December 23, 2024
Column

Minghella’s ‘Breaking and Entering’ broken

In theaters

BREAKING AND ENTERING, written and directed by Anthony Minghella, 132 minutes, rated R.

The new Anthony Minghella movie, “Breaking and Entering,” follows one unhappily married man seeking to reclaim passion in his life and one emotionally damaged woman who acquiesces to his advances, though she knows she shouldn’t.

How they come together is as contrived as it is passionless.

From Minghella’s own script, “Breaking and Entering” could have been titled “Glum Rooms with Long Faces,” particularly thanks to a weirdly expressionless performance by Robin Wright Penn, whose character looks and behaves as if they just wheeled her out of the morgue. Watching her here, one longs to check her toes for a tag, but I digress.

The film stars Jude Law as Will Francis, a London-based landscape architect who lives in a posh Kensington pad with longtime girlfriend Liv (Penn), a Swedish-American who used to make documentaries back when she was happy.

Also living with them is Liv’s 13-year-old daughter, Bea (Poppy Rogers), whose struggle with autism consumes much of Liv’s life. The rest of Liv’s time is spent either with her face dipped into a light box (it lessens her depression) or arguing with Will, with whom she has lost touch.

Each is aware of the growing chasm between them, but neither is particularly moved into action to fix it. They’re rich, they’re dull, they’re restless – and you sense there’s a small part of them that rather likes it that way.

At work, Will has other problems. After relocating his architectural firm to London’s sketchy King’s Cross section, which is in flux because of urban renewal, he is the victim of two burglaries, which the police have not solved.

Taking matters into his own hands, he stakes out the property and – after a few amusing interludes with a pushy prostitute (Vera Farmiga) – he finds his thief in Miro (Rafi Gavron), the acrobatic son of Bosnian refugee Amira (Juliette Binoche). Instead of busting Miro, Will naturally takes a shine to his mother. A smoldering affair ignites between them, complications ensue.

The trouble is the complications aren’t very interesting, though the relationship between Amira and Miro is. Here is the story on which Minghella should have focused – the dynamics between a single, working-class mother who fled her country during the Bosnian war and how she’s on the cusp of losing her son to the streets of London, which, mirroring her family, is in a state of transition.

We get moments of that story here, but suffocating it are Will, Liv and Bea, who are protected by privilege and thus never really at the same level of risk as Amira and Miro. Minghella’s aim is to have us pull for all of them, which is difficult to do when you don’t like three of them. Since his movie also is about mending class differences, he manufactures a hopeful ending that wants to have it all – just as he wants his London to have it all – but which instead only rings false.

Grade: C-

On Blu-ray

THE MANCHURIAN CANDIDATE, directed by Jonathan Demme, written by Daniel Pyne and Dean Georgaris, based on the novel by Richard Condon, 130 minutes, rated R.

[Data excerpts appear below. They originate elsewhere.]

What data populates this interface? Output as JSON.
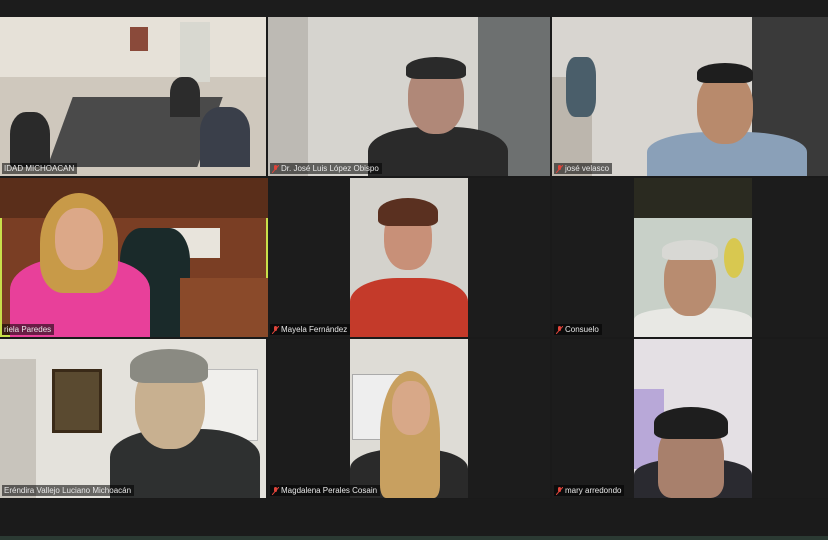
{
  "participants": [
    {
      "name": "IDAD MICHOACAN",
      "muted": false,
      "active": false
    },
    {
      "name": "Dr. José Luis López Obispo",
      "muted": true,
      "active": false
    },
    {
      "name": "josé velasco",
      "muted": true,
      "active": false
    },
    {
      "name": "riela Paredes",
      "muted": false,
      "active": true
    },
    {
      "name": "Mayela Fernández",
      "muted": true,
      "active": false
    },
    {
      "name": "Consuelo",
      "muted": true,
      "active": false
    },
    {
      "name": "Eréndira Vallejo Luciano Michoacán",
      "muted": false,
      "active": false
    },
    {
      "name": "Magdalena Perales Cosain",
      "muted": true,
      "active": false
    },
    {
      "name": "mary arredondo",
      "muted": true,
      "active": false
    }
  ],
  "colors": {
    "active_border": "#c8e04a",
    "mute_icon": "#e0443a",
    "background": "#1a1a1a"
  }
}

Jonathan Demme’s “The Manchurian Candidate,” a remake of John Frankenheimer’s jittery, 1962 cold-war classic about political brainwashing, arrives on high-definition Blu-ray disc to slay the political process as well as corporate America, with Big Business viewed here as the real threat to our country, much in the same way that the communists were feared in the original film.

The movie works on several levels. Daniel Pyne and Dean Georgaris’ script deftly updates the proceedings to the near future, the roles are complex and meaty, and the performances by Denzel Washington, Meryl Streep and Liev Schreiber are superb. The film errs in that moments drag beneath the weight of its running time, but its ideas and its fears are steeped in enough legitimate worry to be compelling, with the payoff leading to a strong finish of note.

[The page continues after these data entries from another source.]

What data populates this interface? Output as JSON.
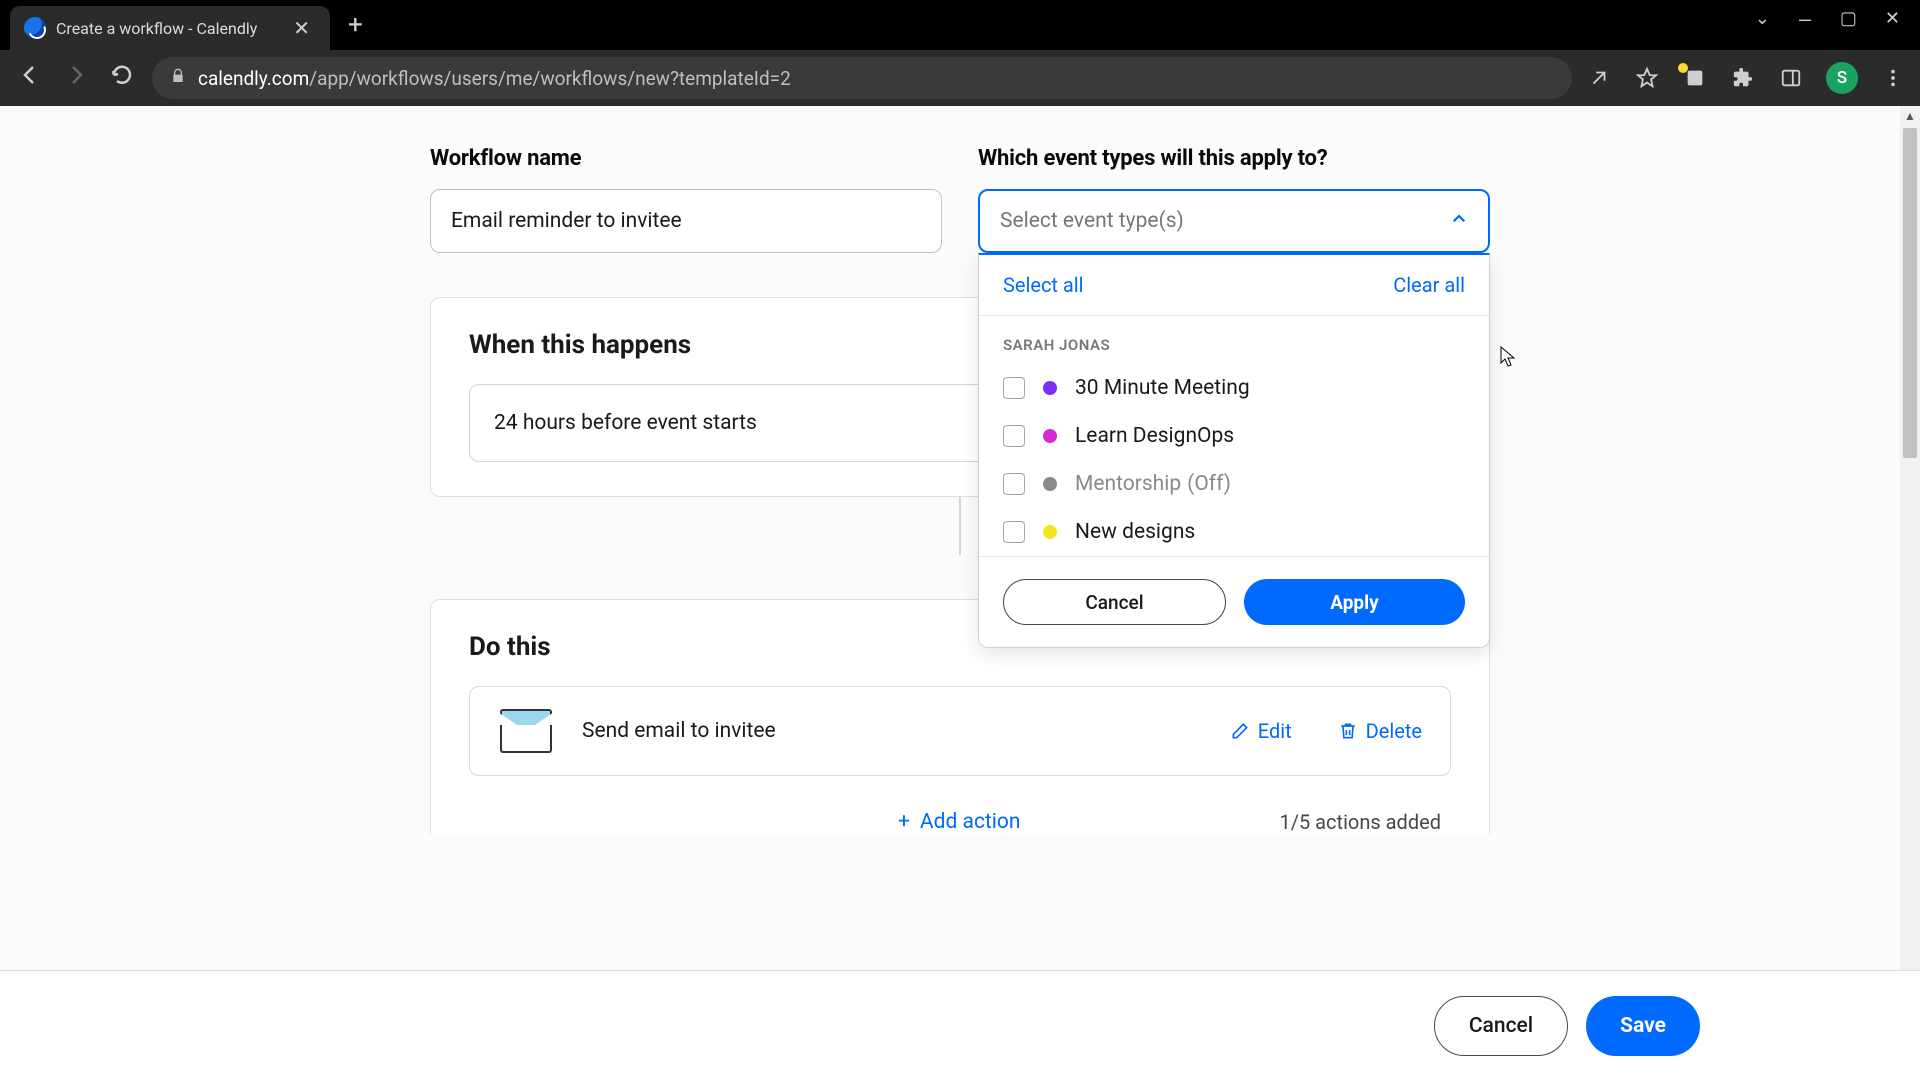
{
  "browser": {
    "tab_title": "Create a workflow - Calendly",
    "url_host": "calendly.com",
    "url_path": "/app/workflows/users/me/workflows/new?templateId=2",
    "avatar_letter": "S"
  },
  "page": {
    "workflow_name_label": "Workflow name",
    "workflow_name_value": "Email reminder to invitee",
    "event_types_label": "Which event types will this apply to?",
    "event_types_placeholder": "Select event type(s)",
    "dropdown": {
      "select_all": "Select all",
      "clear_all": "Clear all",
      "owner": "SARAH JONAS",
      "options": [
        {
          "label": "30 Minute Meeting",
          "color": "#7b2ff7",
          "off": false
        },
        {
          "label": "Learn DesignOps",
          "color": "#d429d4",
          "off": false
        },
        {
          "label": "Mentorship",
          "suffix": "(Off)",
          "color": "#8a8a8a",
          "off": true
        },
        {
          "label": "New designs",
          "color": "#f4e61e",
          "off": false
        }
      ],
      "cancel": "Cancel",
      "apply": "Apply"
    },
    "when_title": "When this happens",
    "trigger_text": "24 hours before event starts",
    "do_title": "Do this",
    "action_label": "Send email to invitee",
    "edit": "Edit",
    "delete": "Delete",
    "add_action": "Add action",
    "actions_count": "1/5 actions added",
    "footer_cancel": "Cancel",
    "footer_save": "Save"
  }
}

Swapping out the original film’s backdrop of the Korean War for the Gulf War, the film follows Gulf War veteran Maj. Bennett Marco (Washington), who discovers that during the war, he and other members of his platoon were implanted with computer chips in their brains that have brainwashed them into remembering events that never took place.

Of chief concern to Marco is Raymond Shaw (Schreiber), the tall, good-looking Army sergeant who won the Medal of Honor for an act of heroism Marco believes never occurred. Now a vice presidential candidate backed by his vicious, powerful mother, Sen. Eleanor Prentiss Shaw (Streep), Raymond is on a manufactured path to greatness. As ever, Washington is so good, you almost take him for granted. Same goes for Streep, whose evil, ice-crunching senator is a fine nod to Angela Lansbury’s bristling turn in the first film. While the movie doesn’t match the raw, satirical power of the original, Demme’s “Candidate” scores for being so prescient and relevant. Its messages of “securing tomorrow today” and the “need to look inward to tend to our own base” remain eerily timely.